Personal information
- Full name: Pieter Rossouw
- Born: 19 June 1980 (age 46) Keetmanshoop, South-West Africa
- Batting: Right-handed
- Bowling: Right-arm medium-fast
- Role: Occasional wicket-keeper

International information
- National side: Namibia;

Domestic team information
- 2009/10–: Namibia

Career statistics
| Competition | First-class | List A |
| Matches | 4 | 8 |
| Runs scored | 35 | 44 |
| Batting average | 5.00 | 44.00 |
| 100s/50s | –/– | –/– |
| Top score | 14* | 12* |
| Balls bowled | 357 | 156 |
| Wickets | 5 | 3 |
| Bowling average | 37.80 | 52.66 |
| 5 wickets in innings | – | – |
| 10 wickets in match | – | – |
| Best bowling | 3/35 | 1/17 |
| Catches/stumpings | 1/– | 2/– |
- Source: CricketArchive, 16 October 2011

= Pieter Rossouw (cricketer) =

Namibian cricketer (born 1980)

Pieter Rossouw (born June 19, 1980) is a Namibian cricketer.

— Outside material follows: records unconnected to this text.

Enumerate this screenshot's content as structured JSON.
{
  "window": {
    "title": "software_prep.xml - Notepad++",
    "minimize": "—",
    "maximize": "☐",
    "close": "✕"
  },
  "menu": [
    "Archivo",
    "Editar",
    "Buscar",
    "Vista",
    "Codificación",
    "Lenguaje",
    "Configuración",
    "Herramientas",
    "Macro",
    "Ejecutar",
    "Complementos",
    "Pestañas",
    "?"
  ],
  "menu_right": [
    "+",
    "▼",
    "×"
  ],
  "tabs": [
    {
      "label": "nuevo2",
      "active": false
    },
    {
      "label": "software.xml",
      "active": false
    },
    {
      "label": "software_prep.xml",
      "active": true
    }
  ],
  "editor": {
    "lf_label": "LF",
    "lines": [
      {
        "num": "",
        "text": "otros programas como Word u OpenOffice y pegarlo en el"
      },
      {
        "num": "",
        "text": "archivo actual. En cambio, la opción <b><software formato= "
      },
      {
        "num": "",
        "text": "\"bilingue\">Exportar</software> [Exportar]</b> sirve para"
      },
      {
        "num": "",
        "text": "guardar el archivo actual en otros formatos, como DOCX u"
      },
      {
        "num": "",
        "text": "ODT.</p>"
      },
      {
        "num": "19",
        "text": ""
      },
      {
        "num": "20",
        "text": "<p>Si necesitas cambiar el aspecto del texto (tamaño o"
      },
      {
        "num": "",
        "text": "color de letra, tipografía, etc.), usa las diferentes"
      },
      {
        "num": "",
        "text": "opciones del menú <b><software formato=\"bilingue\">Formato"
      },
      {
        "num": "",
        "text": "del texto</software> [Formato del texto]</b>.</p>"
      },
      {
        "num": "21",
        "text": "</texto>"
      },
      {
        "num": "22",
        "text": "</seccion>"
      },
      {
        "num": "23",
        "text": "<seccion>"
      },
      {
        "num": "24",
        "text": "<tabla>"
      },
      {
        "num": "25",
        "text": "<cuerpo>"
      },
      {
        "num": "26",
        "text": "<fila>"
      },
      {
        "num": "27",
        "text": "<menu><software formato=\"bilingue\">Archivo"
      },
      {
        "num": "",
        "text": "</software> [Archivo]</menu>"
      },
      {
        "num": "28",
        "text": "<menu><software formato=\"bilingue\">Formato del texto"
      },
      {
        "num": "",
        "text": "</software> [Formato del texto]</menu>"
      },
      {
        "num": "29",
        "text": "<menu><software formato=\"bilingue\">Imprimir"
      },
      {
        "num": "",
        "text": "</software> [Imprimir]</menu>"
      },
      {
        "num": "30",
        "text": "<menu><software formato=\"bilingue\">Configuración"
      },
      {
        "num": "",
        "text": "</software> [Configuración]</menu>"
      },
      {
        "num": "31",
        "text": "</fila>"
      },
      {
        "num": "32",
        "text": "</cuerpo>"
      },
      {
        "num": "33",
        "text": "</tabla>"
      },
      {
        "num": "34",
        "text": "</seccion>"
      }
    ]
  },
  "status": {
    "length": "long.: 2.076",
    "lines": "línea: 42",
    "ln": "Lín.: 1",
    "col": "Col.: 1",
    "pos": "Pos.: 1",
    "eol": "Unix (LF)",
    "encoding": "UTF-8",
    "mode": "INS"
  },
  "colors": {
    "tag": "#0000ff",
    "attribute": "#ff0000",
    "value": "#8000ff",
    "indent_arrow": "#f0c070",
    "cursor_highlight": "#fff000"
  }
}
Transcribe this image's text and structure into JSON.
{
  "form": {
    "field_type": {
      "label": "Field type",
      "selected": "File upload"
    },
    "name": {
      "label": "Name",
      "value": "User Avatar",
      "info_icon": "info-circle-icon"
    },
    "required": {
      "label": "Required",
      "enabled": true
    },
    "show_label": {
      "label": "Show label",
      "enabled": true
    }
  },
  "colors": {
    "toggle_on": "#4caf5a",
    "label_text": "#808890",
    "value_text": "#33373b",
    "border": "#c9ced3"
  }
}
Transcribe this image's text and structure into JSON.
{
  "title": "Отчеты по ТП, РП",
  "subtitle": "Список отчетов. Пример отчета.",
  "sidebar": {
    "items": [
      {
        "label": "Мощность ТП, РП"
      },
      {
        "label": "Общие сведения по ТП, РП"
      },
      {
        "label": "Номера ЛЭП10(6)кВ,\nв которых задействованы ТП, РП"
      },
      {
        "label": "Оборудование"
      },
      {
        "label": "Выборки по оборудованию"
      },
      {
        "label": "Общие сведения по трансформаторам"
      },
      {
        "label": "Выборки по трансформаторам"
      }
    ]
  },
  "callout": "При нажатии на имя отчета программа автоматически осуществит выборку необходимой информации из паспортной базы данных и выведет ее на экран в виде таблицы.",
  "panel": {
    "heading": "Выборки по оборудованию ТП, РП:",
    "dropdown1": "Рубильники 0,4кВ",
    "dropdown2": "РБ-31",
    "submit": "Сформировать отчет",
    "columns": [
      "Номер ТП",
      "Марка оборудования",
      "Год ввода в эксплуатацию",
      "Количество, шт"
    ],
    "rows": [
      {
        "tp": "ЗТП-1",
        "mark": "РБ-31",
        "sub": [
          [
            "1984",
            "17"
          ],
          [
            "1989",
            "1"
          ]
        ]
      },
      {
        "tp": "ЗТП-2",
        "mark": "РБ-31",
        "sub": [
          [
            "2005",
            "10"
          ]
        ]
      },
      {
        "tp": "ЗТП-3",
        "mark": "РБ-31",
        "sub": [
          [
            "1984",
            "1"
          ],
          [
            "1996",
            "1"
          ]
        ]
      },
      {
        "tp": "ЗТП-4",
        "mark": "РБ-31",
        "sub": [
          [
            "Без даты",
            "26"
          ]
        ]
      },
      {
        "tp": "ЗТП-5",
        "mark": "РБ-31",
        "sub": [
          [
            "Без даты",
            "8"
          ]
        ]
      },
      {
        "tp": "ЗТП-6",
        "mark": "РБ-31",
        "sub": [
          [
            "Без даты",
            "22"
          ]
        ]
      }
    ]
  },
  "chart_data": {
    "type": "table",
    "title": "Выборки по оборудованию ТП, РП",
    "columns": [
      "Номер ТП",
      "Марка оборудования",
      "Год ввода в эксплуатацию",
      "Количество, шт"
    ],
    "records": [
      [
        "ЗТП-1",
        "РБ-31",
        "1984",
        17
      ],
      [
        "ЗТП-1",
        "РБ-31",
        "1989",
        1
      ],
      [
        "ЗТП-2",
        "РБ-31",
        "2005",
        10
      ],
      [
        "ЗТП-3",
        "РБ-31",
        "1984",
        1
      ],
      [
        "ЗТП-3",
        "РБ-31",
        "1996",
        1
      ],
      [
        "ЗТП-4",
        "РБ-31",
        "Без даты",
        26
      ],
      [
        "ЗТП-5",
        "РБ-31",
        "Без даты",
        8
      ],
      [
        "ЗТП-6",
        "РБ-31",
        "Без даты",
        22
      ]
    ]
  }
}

A wicket-keeper, he represented Namibia Under-19s at the 1998 Under-19s World Cup of 1998, as an upper-middle-order batsman.

Almost exactly seven years later, he was to represent Namibia once again in a tour of Zimbabwe, playing one match in Windhoek.

Rossouw made his List A debut for the side in December 2009, against the United Arab Emirates, scoring 11 not out.